Yang selamat dengan Bunga Empat Warna itu hanyalah Ibu Peng. Ia menggunakan kelopak kuningnya untuk memohon kesembuhan bagi putrinya, Suli.

***

“Sejak itu secara turun temurun Suli selalu mewariskan kelopak bunga kuningnya untuk menolong orang lain,” kata gadis cilik itu sambil meletakkan kelopak bunga kuning di telapak tanganku. “Semoga cepat sembuh,” lanjutnya.

***

Aku merasa badanku yang panas terasa lebih dingin. Tiba-tiba aku membuka mataku dan melihat ibuku sedang mengompres keningku dengan es.

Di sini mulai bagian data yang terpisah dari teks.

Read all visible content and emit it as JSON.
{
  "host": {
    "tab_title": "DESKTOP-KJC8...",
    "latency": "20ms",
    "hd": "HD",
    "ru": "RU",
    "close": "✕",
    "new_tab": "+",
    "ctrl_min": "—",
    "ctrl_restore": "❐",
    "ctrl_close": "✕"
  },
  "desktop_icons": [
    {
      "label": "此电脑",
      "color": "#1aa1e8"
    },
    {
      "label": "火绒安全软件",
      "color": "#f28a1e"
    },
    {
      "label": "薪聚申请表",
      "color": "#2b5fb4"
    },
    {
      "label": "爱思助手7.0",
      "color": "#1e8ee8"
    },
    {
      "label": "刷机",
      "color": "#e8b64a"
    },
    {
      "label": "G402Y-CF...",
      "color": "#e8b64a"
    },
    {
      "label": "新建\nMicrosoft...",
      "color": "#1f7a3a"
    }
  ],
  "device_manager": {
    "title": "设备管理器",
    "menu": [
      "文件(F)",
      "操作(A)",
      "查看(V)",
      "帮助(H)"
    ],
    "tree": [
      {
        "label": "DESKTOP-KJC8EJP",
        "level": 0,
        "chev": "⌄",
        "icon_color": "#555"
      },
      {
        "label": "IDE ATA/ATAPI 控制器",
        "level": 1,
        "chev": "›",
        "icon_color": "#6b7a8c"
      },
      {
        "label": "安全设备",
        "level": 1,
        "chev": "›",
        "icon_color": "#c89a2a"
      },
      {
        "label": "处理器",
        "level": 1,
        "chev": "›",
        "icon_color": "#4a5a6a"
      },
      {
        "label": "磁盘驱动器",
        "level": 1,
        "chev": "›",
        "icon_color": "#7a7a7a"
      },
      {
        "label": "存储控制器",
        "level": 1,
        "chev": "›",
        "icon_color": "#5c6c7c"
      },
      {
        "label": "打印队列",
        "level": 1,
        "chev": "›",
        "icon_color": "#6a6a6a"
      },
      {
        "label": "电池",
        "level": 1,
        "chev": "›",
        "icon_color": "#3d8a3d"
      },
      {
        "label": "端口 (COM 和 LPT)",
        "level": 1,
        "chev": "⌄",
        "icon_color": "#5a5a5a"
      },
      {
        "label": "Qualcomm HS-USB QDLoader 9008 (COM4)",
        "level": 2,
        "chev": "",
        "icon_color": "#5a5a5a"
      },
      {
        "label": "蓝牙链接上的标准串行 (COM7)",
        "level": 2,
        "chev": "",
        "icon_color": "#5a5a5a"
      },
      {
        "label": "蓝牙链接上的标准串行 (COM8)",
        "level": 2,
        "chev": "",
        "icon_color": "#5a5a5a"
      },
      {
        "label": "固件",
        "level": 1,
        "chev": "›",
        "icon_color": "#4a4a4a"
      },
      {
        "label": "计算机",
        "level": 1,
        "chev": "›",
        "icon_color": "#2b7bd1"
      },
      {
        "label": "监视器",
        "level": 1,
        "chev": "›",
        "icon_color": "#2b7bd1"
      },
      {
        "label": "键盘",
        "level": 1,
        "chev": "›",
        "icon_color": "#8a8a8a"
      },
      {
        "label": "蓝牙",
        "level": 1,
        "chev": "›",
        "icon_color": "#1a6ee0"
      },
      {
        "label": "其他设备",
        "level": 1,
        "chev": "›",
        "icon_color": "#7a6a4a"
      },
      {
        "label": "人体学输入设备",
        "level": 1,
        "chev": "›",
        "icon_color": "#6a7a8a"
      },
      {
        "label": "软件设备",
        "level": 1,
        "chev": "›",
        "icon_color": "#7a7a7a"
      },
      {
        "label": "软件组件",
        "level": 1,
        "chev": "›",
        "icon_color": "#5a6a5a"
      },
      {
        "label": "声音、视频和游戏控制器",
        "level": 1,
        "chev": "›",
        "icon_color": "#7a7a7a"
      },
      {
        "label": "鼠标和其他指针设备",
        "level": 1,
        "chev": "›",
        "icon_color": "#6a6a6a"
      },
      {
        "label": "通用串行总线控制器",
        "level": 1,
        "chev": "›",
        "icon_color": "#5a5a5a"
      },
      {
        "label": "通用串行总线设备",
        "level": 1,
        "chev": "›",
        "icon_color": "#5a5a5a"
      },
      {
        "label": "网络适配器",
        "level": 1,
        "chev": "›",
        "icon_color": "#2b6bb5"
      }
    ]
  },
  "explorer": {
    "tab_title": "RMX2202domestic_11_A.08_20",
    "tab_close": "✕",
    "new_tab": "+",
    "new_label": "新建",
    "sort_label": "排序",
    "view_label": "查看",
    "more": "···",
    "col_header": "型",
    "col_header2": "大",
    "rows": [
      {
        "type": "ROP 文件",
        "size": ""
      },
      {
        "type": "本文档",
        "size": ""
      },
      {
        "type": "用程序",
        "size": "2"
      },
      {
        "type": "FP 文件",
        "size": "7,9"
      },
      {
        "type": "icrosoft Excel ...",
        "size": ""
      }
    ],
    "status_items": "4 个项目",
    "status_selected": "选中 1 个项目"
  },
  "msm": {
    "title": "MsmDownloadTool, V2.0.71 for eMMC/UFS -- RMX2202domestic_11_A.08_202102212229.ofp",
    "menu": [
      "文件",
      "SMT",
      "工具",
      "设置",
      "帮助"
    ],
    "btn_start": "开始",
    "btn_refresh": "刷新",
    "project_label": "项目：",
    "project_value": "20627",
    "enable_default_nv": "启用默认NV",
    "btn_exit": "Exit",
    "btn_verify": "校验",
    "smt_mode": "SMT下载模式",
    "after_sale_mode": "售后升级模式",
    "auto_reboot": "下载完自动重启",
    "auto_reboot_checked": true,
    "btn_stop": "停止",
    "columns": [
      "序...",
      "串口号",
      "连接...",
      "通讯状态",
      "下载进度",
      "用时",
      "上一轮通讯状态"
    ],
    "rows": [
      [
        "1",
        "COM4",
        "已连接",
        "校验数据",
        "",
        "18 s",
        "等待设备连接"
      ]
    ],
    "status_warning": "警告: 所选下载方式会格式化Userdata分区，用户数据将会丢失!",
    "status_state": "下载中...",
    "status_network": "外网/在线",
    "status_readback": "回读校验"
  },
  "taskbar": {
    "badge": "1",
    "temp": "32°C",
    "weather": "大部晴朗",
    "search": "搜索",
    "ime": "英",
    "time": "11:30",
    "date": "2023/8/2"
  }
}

“Sst… jangan bergerak dulu. Kamu lagi demam.” Kata ibuku lembut. Aku ingat, aku sedang berwisata ke Gunung Kelimutu tapi tubuhku terasa lemas dan tidak enak. Aku ingat terpukau oleh keindahan tiga danau berbeda warna itu. Lalu… lalu… aku tidak ingat apa-apa lagi selain gadis cilik, Peri Bunga Empat Warna, Toki, Nek Syn, Pak Liat, dan Bu Peng. Apakah semua kejadian itu hanya mimpi?

Tiba-tiba aku sadar dari tadi tanganku menggenggam sesuatu. Mungkinkah… itu kelopak bunga kuning milik Suli?

Sumber: Arsip Bobo. Cerita: Pradikha Bestari.